The potential growth fund has been a topic of debate within the Treasury for weeks, but no decision has been made yet. Some concerns have been raised regarding the cost of the fund. The Canada Growth Fund, which was launched in 2022 with C$15 billion, aims to accelerate investment in green transformation and attract more private funds for emerging technologies. However, it is expected that the UK’s financial commitment to a similar fund would be lower, with estimates ranging from US$600 million to US$2.5 billion.
The Treasury has been exploring various options, including loan guarantees and debt and equity structures, for the potential fund. Even a smaller fund could provide seed capital and attract co-investment from UK pension funds and other private investors. A more modest commitment may also be more politically favorable for Chancellor Jeremy Hunt, as it could avoid clashes with members of his party who may prefer the funds to be used for tax cuts ahead of next year’s general election.
The introduction of a growth fund would build on recent government initiatives to collaborate with the private sector, such as the opening of the UK’s largest electric vehicle charging hub in Birmingham and the allocation of over £50 million to manufacturing projects including self-driving cars.
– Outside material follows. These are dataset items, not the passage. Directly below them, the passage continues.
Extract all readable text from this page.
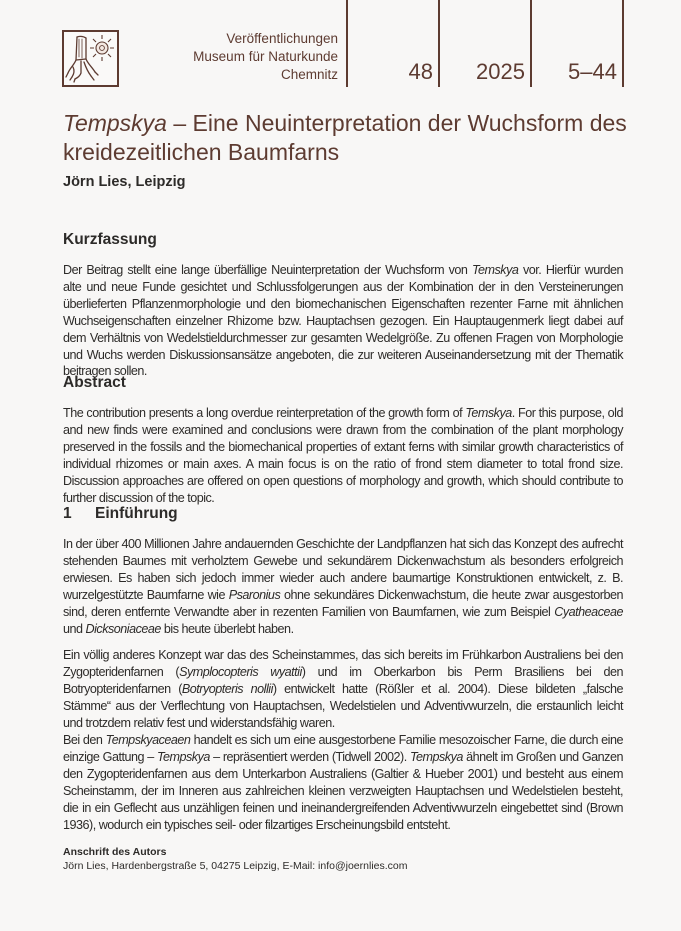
Veröffentlichungen
Museum für Naturkunde
Chemnitz	48	2025	5–44
Tempskya – Eine Neuinterpretation der Wuchsform des kreidezeitlichen Baumfarns
Jörn Lies, Leipzig
Kurzfassung

Der Beitrag stellt eine lange überfällige Neuinterpretation der Wuchsform von Temskya vor. Hierfür wurden alte und neue Funde gesichtet und Schlussfolgerungen aus der Kombination der in den Versteinerungen überlieferten Pflanzenmorphologie und den biomechanischen Eigenschaften rezenter Farne mit ähnlichen Wuchseigenschaften einzelner Rhizome bzw. Hauptachsen gezogen. Ein Hauptaugenmerk liegt dabei auf dem Verhältnis von Wedelstieldurchmesser zur gesamten Wedelgröße. Zu offenen Fragen von Morphologie und Wuchs werden Diskussionsansätze angeboten, die zur weiteren Auseinandersetzung mit der Thematik beitragen sollen.

Abstract

The contribution presents a long overdue reinterpretation of the growth form of Temskya. For this purpose, old and new finds were examined and conclusions were drawn from the combination of the plant morphology preserved in the fossils and the biomechanical properties of extant ferns with similar growth characteristics of individual rhizomes or main axes. A main focus is on the ratio of frond stem diameter to total frond size. Discussion approaches are offered on open questions of morphology and growth, which should contribute to further discussion of the topic.

1 Einführung

In der über 400 Millionen Jahre andauernden Geschichte der Landpflanzen hat sich das Konzept des aufrecht stehenden Baumes mit verholztem Gewebe und sekundärem Dickenwachstum als besonders erfolgreich erwiesen. Es haben sich jedoch immer wieder auch andere baumartige Konstruktionen entwickelt, z. B. wurzelgestützte Baumfarne wie Psaronius ohne sekundäres Dickenwachstum, die heute zwar ausgestorben sind, deren entfernte Verwandte aber in rezenten Familien von Baumfarnen, wie zum Beispiel Cyatheaceae und Dicksoniaceae bis heute überlebt haben.

Ein völlig anderes Konzept war das des Scheinstammes, das sich bereits im Frühkarbon Australiens bei den Zygopteridenfarnen (Symplocopteris wyattii) und im Oberkarbon bis Perm Brasiliens bei den Botryopteridenfarnen (Botryopteris nollii) entwickelt hatte (Rößler et al. 2004). Diese bildeten „falsche Stämme“ aus der Verflechtung von Hauptachsen, Wedelstielen und Adventivwurzeln, die erstaunlich leicht und trotzdem relativ fest und widerstandsfähig waren.

Bei den Tempskyaceaen handelt es sich um eine ausgestorbene Familie mesozoischer Farne, die durch eine einzige Gattung – Tempskya – repräsentiert werden (Tidwell 2002). Tempskya ähnelt im Großen und Ganzen den Zygopteridenfarnen aus dem Unterkarbon Australiens (Galtier & Hueber 2001) und besteht aus einem Scheinstamm, der im Inneren aus zahlreichen kleinen verzweigten Hauptachsen und Wedelstielen besteht, die in ein Geflecht aus unzähligen feinen und ineinandergreifenden Adventivwurzeln eingebettet sind (Brown 1936), wodurch ein typisches seil- oder filzartiges Erscheinungsbild entsteht.

Anschrift des Autors
Jörn Lies, Hardenbergstraße 5, 04275 Leipzig, E-Mail: info@joernlies.com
The growth fund is one of several ideas being considered by the Treasury to attract more investment in new technology companies and encourage UK pension funds to direct more savings into higher growth investments. This comes after a group of pension providers signed up to Chancellor Hunt’s “Mansion House Compact” earlier this summer. The agreement commits the group to allocate 5% of their assets to growth investments by 2030, injecting £50 billion into the economy. However, critics argue that the impact of the agreement may be limited, as it does not require the assets to be invested in UK startups. A growth fund focused on the UK could address this concern.